Resolution Defect includes rational approximations for `exp(-tA)`:

```python
import resolution_defect as rd
from resolution_defect import ops

A = ops.heat_1d(32)
Pn = rd.semigroup(A, t=0.5, n=64, method="BE")
```

Available methods:

- `BE`: Backward Euler, `(I + tA/n)^(-n)`
- `FE`: Forward Euler, `(I - tA/n)^n`
- `CN`: Crank-Nicolson / Pade(1,1)

## Defect Spectroscopy

For Backward Euler modes, the defect exponent follows a universal curve
`F(z, n)`, where `z = t*lambda/n`. Precompute the curve once and invert it:

```python
curve = rd.FCurve.precompute(n=256)

alpha_k = 1.25
lambda_k = curve.lambda_from_alpha(alpha_k, t=0.5, n=256)
```

Vectorized recovery:

```python
lambdas = rd.recover_spectrum_from_defect(alphas, t=0.5, n=256)
```

The informative regime is the transition band: low `z` is nearly flat
(`alpha ~= 1`), while very high `z` can underflow.

## Zone Control

The first defect is a velocity signal.

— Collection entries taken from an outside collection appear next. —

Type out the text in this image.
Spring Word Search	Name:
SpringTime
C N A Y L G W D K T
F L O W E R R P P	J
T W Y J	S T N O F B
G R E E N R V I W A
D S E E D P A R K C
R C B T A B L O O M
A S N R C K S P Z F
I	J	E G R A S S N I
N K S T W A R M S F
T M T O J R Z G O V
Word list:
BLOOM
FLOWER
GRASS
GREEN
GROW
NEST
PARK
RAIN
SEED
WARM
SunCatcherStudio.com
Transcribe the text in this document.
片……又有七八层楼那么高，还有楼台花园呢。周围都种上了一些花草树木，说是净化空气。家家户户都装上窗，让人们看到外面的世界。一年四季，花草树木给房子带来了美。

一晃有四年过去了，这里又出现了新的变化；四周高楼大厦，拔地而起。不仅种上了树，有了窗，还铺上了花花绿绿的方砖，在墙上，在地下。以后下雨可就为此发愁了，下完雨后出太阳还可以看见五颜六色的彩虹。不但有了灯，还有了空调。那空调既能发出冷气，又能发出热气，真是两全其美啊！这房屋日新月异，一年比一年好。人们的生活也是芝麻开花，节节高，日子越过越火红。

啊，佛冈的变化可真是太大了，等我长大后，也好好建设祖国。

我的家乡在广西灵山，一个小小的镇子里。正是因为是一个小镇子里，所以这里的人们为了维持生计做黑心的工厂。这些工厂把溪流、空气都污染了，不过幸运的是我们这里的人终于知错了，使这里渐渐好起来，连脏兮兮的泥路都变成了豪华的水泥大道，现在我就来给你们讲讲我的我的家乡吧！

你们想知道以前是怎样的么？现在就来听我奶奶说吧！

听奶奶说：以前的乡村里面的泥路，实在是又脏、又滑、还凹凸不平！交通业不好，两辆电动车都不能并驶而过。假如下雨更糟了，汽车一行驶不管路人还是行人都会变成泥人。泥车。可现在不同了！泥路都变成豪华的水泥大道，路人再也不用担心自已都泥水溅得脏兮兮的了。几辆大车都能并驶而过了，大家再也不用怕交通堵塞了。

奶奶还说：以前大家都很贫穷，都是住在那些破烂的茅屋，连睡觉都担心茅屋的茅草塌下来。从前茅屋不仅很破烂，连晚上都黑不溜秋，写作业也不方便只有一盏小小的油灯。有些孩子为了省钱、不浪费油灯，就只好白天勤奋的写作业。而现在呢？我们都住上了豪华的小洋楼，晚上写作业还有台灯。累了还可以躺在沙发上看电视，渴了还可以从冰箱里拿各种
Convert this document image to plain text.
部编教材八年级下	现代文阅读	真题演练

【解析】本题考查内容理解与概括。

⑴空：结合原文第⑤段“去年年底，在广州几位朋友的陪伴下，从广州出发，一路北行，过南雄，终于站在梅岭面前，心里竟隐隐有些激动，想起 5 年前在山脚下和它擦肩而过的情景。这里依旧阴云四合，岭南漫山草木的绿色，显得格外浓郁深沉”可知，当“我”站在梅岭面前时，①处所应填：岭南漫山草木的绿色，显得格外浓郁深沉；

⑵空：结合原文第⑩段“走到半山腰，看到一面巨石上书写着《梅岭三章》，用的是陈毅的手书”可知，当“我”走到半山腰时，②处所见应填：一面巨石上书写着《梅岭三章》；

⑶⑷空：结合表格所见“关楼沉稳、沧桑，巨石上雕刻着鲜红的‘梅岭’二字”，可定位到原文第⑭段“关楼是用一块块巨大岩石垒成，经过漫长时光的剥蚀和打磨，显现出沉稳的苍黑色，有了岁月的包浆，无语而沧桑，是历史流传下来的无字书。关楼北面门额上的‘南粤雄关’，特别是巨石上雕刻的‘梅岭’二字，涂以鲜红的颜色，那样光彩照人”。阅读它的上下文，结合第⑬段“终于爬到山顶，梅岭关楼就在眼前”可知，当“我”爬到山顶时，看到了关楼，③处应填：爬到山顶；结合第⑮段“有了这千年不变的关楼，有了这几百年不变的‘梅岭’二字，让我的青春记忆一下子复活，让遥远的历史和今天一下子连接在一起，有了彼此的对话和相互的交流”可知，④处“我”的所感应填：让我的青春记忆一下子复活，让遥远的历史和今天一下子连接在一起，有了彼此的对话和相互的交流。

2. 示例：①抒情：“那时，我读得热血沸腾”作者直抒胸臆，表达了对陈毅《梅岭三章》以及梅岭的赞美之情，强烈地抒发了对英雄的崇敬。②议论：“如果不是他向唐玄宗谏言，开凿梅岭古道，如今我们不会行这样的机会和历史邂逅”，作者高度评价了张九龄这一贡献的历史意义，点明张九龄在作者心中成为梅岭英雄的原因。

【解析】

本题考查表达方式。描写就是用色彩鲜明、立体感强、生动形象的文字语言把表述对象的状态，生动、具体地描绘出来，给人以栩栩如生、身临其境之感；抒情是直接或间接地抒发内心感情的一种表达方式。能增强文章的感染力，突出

The second defect is an acceleration
signal:

```python
zones = rd.partition_by_defect(Pn, P2n, P4n)
print(zones.counts)
```

Zones:

- `deep_frozen`: already stable, keep it
- `settling`: close to final, local correction is likely enough
- `active`: still changing, needs global work

This is useful for adaptive refinement, active-set methods, sorting processes,
mesh updates and selective recomputation.

## SFT-Compatible Bridge

Resolution Defect does not depend on SFT. The bridge layer operates on arrays:

```python
from resolution_defect.sft_bridge import correct_spectral_prediction

correction = correct_spectral_prediction(
    predicted=lam_sft,
    measured=lam_refined,
    W_pinv=fam.W_pinv,
    k=current_k,
)

k_next = correction.corrected_k
```

The division of labor is clean:

```text
SFT               -> predicts spectra and exposes W_pinv
Resolution Defect -> measures residual defect and maps it to corrections
```

## Examples

```bash
python examples/basic_process.py
python examples/semigroup_heat.py
python examples/sft_compatible_bridge.py
```

## Package Layout

```text
resolution_defect/
  core.py          # D1, D2, alpha, norms
  process.py       # ProcessDefect
  richardson.py    # integer/fractional annihilation
  algorithm.py     # rho(J) from defect
  semigroup.py     # BE/FE/CN products
  spectroscopy.py  # FCurve and lambda recovery
  zones.py         # frozen/settling/active partition
  ops.py           # test operator generators
  regularity.py    # spectral test data helpers
  sft_bridge.py    # array-only compatibility helpers
```

## Development

```bash
pip install -e ".[dev]"
pytest
```

## Status

This is an early release extracted from a larger research codebase. The core API
is intentionally small and array-first. Research demos, plotting dashboards and
large experimental stands are not included in the package; they belong in
examples, papers or downstream integrations.

## License

MIT. Copyright (c) 2026 Dmitry Serikoff (dimaq12).

The license is permissive: use, copy, modify, merge, publish, distribute,
sublicense and sell are allowed. The copyright notice and permission notice
must be preserved in substantial copies of the software.